In the world of security, the following advice appears to be gold: Keep templates and plugins up to date; use secure passwords and captchas; be cautious about who and what you grant access to, and use a security-conscious web host.
While these are all excellent suggestions, your website is still (and always will be) hackable. We’ve seen and assisted clients with numerous hacks over the years, so we wanted to share some advice that goes beyond simply adhering to security best practices.
Hacking becomes more likely as your user base and reputation grow, and it can happen to anyone. As a result, having a hack recovery plan is the best thing you can do. In the event of a disaster, you’ll know exactly what needs to be done and who can help you. You will not panic and make rash decisions that could turn a crisis into a disaster.
Get the News First
You don’t want a chance visitor to your own website to learn about a hack. The red screen of death with messages like “Danger: malware ahead!” or “This website may harm your computer” is not what you want to see. You don’t want your homepage to be vandalised.
The worst part of discovering a hack by accident is that you most likely won’t be aware of its existence for very long. You won’t be able to comprehend the full extent of the harm.
Installing one or more proactive tools that can identify hacks and alert you is the solution.
Source code and front-end monitors
Pingdom is one of the tools that keep track of your site’s uptime and content updates on the front end. Additionally, there are programs that check your website’s source code for hacks, such as our own HackAlert service. Both can be configured to send different types of notifications, and the possibilities are endless.
Alerts from Google Search Console
Google’s Search Console finds many hacks, but you can’t rely on it for an early warning. Make sure to enable email alerts in the preferences when setting up your site. It’s a smart idea to monitor Google’s security rating of your website. Most importantly, it’s free.
Backup your site
In order to use a backup copy of the compromised website when removing malicious code later, you will need to do so. A backup should be created and saved before entering maintenance mode.
In light of this, ensure that your website is regularly backed up and that multiple copies are kept at all times. A clean copy will be useful if you need to later recover your site. Although your web host will typically create backups for you, there are many tools and plugins you can use to set up backups on your own.
Get Access Logs
Access logs are yet another tool that can be used in the restoration of your website. If they can provide them and how far back in time, ask your host. Some attacks are hard to locate and might need logs from six months ago. Set up your own log-keeping system if your host is unable to do so. Access logs are available for download from the cPanel and hosting-australia.com support can assist in accessing these.
Prepare maintenance mode
It’s crucial to enter maintenance mode as soon as possible. Search engines continuously examine your site’s HTTP status and the content it is serving to users. Your rankings will undoubtedly suffer if your website is unavailable or is serving malicious content.
This is why you should prepare a basic HTML maintenance page in advance of experiencing a hack. While your website is being cleaned, you’ll be able to quickly enable it, minimising harm to both visitors and search engines.
Utilizing.htaccess to direct all requests to an HTML page is the best way to activate maintenance mode. Any malicious files left on your domain will then be forwarded to the mentioned page and become inaccessible in this manner.

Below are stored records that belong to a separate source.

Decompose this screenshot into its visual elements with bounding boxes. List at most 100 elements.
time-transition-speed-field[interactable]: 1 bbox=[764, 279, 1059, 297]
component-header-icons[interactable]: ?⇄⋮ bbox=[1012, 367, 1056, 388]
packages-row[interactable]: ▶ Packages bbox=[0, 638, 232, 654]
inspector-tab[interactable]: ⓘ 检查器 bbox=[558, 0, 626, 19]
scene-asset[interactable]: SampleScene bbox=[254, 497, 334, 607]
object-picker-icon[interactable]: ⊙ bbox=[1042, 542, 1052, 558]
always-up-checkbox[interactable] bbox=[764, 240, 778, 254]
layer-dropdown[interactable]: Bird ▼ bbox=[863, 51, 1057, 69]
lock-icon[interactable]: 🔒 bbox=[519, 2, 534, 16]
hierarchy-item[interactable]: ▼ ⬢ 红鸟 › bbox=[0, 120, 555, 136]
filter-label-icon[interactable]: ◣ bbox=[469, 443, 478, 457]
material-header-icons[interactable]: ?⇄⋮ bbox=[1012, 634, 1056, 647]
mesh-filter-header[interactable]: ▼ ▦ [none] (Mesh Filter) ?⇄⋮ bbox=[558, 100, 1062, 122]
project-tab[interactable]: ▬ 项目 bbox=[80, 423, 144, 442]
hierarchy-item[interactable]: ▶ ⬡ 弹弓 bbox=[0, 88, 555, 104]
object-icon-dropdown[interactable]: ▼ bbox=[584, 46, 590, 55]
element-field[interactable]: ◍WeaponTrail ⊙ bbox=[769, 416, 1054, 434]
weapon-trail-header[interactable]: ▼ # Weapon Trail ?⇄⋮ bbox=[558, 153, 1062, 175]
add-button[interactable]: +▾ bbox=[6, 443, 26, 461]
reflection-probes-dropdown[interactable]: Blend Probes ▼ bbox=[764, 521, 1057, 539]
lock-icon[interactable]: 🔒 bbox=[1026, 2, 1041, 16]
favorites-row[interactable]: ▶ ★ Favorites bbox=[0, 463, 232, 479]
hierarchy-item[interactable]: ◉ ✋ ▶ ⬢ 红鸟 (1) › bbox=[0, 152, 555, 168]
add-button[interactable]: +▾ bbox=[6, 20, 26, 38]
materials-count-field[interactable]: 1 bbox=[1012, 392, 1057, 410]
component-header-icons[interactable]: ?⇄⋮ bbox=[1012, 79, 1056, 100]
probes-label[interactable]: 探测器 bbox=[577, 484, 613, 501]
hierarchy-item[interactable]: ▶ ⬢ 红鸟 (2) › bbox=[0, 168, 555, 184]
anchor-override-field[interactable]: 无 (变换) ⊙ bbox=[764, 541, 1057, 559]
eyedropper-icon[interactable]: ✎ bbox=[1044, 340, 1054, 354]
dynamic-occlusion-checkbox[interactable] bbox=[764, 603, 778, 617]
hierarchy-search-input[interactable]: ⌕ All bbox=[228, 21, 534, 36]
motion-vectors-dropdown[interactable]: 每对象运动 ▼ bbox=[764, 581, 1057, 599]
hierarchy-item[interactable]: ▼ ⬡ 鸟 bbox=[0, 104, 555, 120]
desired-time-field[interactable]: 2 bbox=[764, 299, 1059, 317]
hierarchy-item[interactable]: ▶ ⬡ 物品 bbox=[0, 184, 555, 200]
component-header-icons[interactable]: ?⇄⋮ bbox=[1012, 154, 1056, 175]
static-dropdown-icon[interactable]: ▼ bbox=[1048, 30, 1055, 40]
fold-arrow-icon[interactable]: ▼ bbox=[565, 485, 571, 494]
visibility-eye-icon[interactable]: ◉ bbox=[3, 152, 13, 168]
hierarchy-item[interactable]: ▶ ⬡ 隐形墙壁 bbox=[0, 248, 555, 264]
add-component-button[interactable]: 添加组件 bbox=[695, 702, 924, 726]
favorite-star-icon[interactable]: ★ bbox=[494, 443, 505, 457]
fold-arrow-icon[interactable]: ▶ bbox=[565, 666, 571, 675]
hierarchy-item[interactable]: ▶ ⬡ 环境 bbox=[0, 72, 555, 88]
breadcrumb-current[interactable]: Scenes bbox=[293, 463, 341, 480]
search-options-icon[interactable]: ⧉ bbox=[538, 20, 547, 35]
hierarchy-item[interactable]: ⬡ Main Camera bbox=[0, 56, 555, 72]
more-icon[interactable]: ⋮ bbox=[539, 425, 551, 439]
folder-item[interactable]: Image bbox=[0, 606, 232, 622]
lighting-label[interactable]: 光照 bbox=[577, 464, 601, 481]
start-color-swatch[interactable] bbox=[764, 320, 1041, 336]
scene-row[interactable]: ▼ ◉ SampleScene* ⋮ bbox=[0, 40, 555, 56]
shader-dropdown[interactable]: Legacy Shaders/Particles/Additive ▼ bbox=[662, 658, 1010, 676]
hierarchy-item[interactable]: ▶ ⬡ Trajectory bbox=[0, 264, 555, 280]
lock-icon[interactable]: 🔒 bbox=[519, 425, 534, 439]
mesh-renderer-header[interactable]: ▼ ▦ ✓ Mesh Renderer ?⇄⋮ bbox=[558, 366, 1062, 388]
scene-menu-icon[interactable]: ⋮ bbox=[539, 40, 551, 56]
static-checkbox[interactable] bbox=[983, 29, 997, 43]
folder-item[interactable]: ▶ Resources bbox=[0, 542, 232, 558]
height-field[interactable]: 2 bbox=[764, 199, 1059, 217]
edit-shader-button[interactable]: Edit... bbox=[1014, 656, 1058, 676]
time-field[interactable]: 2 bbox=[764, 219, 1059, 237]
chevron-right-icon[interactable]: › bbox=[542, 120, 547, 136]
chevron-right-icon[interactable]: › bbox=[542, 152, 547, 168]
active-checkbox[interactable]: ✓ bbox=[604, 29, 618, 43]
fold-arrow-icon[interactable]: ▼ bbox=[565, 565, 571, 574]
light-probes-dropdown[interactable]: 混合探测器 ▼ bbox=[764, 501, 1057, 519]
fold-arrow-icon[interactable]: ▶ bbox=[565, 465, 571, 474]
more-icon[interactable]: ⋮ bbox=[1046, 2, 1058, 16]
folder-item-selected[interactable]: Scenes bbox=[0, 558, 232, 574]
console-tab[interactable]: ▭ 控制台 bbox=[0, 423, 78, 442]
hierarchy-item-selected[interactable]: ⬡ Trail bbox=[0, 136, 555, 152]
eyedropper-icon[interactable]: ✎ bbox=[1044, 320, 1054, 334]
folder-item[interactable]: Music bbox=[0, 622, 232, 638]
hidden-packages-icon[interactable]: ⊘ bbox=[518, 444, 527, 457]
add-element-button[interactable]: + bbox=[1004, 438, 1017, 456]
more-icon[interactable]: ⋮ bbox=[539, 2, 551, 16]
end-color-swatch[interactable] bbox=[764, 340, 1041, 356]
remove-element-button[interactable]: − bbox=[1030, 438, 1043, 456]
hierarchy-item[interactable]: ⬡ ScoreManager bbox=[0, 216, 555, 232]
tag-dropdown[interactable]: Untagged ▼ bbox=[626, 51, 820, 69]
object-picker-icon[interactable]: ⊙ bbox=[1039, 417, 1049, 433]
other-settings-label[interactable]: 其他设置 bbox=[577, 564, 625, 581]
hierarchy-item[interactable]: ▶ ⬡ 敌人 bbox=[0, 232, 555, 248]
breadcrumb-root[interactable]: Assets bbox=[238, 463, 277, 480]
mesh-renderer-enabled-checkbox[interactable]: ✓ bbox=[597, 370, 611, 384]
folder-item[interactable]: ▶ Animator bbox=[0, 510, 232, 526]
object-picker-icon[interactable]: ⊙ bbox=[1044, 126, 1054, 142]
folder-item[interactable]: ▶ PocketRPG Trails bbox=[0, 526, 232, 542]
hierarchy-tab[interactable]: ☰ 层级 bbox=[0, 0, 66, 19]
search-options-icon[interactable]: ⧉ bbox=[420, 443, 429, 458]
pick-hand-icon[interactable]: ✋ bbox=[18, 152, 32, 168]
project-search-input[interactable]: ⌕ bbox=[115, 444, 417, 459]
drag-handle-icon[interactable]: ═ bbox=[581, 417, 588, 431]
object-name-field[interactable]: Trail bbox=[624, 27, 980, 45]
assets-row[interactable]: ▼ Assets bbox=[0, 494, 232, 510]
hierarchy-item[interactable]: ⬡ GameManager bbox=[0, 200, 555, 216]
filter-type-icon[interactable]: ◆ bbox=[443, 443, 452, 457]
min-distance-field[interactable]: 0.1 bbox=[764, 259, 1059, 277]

Website and vulnerability cleaning
You can either restore from a clean backup or delete the malicious code from files and databases to clean up your website. Regardless of the cleaning technique, you must ensure that the vulnerability is closed off afterward.
Bringing Back a Clean Backup
With their backup tool, most people can complete this option in the shortest amount of time for the lowest cost. It does have some drawbacks, though. You might lose some data if you manage a frequently updated website (e.g. an online store might lose some orders). Additionally, there is never a guarantee that the backup you are restoring is error-free.
Remove malicious code from databases and files.
This is the more advantageous choice, but depending on the hack, it might be very challenging. Use a cleaning service from a third party if you are unsure of your abilities. Attack detection and removal go well beyond the scope of this blog post.
Take the Vulnerability away
This is where the access logs come into play, but once again, doing this on your own can be challenging, so you should feel confident. At the end of the day, you need to be certain that the malicious code, along with the vulnerability used to access and modify those files and databases, was eliminated from your files and database.
Simply get in touch with our support team at Hosting Australia, and they will be more than happy to help. Our support can also help with scanning and cleaning your website.
Conclusion
Change all user, tool, and device passwords that have access to your website after the process is complete (control panel, FTP, SSH, etc.). Ensure that all website contributors follow this procedure. Perform this prior to going live.
Your website’s users and visitors are something else you should think about at this point. Determine whether any of their data was used in the attack by analysing the situation. If so, it’s a good idea to inform users and request a password change as well as any other necessary actions.